Learner Corpus of Portuguese L2 – COPLE2

The Learner Corpus of Portuguese as Second/Foreign Language (COPLE2) is a corpus of written and oral texts produced by students of Portuguese as Foreign/Second Language courses in the Instituto de Cultura e Língua Portuguesa (the Institute of Portuguese Language and Culture) (ICLP – FLUL) and by applicants for examinations in the Centro de Avaliação de Português Língua Estrangeira (Center for Evaluation of Portuguese as a Foreign Language) (CAPLE – FLUL). The corpus contains texts from learners with 15 different native languages (L1s) and proficiencies from A1 to C1, and covers different topics and types of tasks. It is encoded in TEI format through the TEITOK environment. The corpus includes at the moment a total of 182,474 tokens and 978 texts, classified according to the CEFR scales.
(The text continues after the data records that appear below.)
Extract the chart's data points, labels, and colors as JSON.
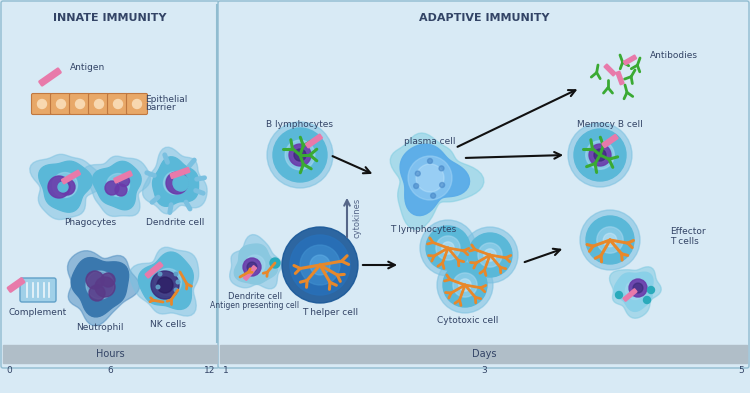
{
  "bg_color": "#d8eaf5",
  "innate_title": "INNATE IMMUNITY",
  "adaptive_title": "ADAPTIVE IMMUNITY",
  "hours_label": "Hours",
  "days_label": "Days",
  "hours_ticks": [
    "0",
    "6",
    "12"
  ],
  "days_ticks": [
    "1",
    "3",
    "5"
  ],
  "pink_rod": "#e87aaa",
  "green_receptor": "#3aaa33",
  "orange_receptor": "#e8882a",
  "teal_receptor": "#2aaabb",
  "text_color": "#334466",
  "epithelial_orange": "#e8a868",
  "epithelial_light": "#f8d8b0",
  "bar_color": "#b0bec8",
  "cell_outer": "#7ac0e0",
  "cell_inner": "#5aaad0",
  "cell_dark_blue": "#1a5898",
  "cell_nucleus_purple": "#6a3aaa",
  "cell_nucleus_dark": "#3a2a7a",
  "cell_light_blue": "#a8d8f0"
}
Each learner text is codified with complete metadata concerning the learner profile, the type of task and the circumstances where the text was produced. The corpus contains annotations for part of speech, lemma and learner errors. All the information encoded is searchable through the CQP query language. The corpus was funded by Fundação Calouste Gulbenkian, within the RECAP and the LeCIEPLE projects, by Associação para o Desenvolvimento da Faculdade de Letras da Universidade de Lisboa (ADFLUL), and Instituto de Cultura e Língua Portuguesa. It results from a partnership between several institutions such as ICLP, CAPLE and Centro de Linguística da Universidade de Lisboa (CLUL).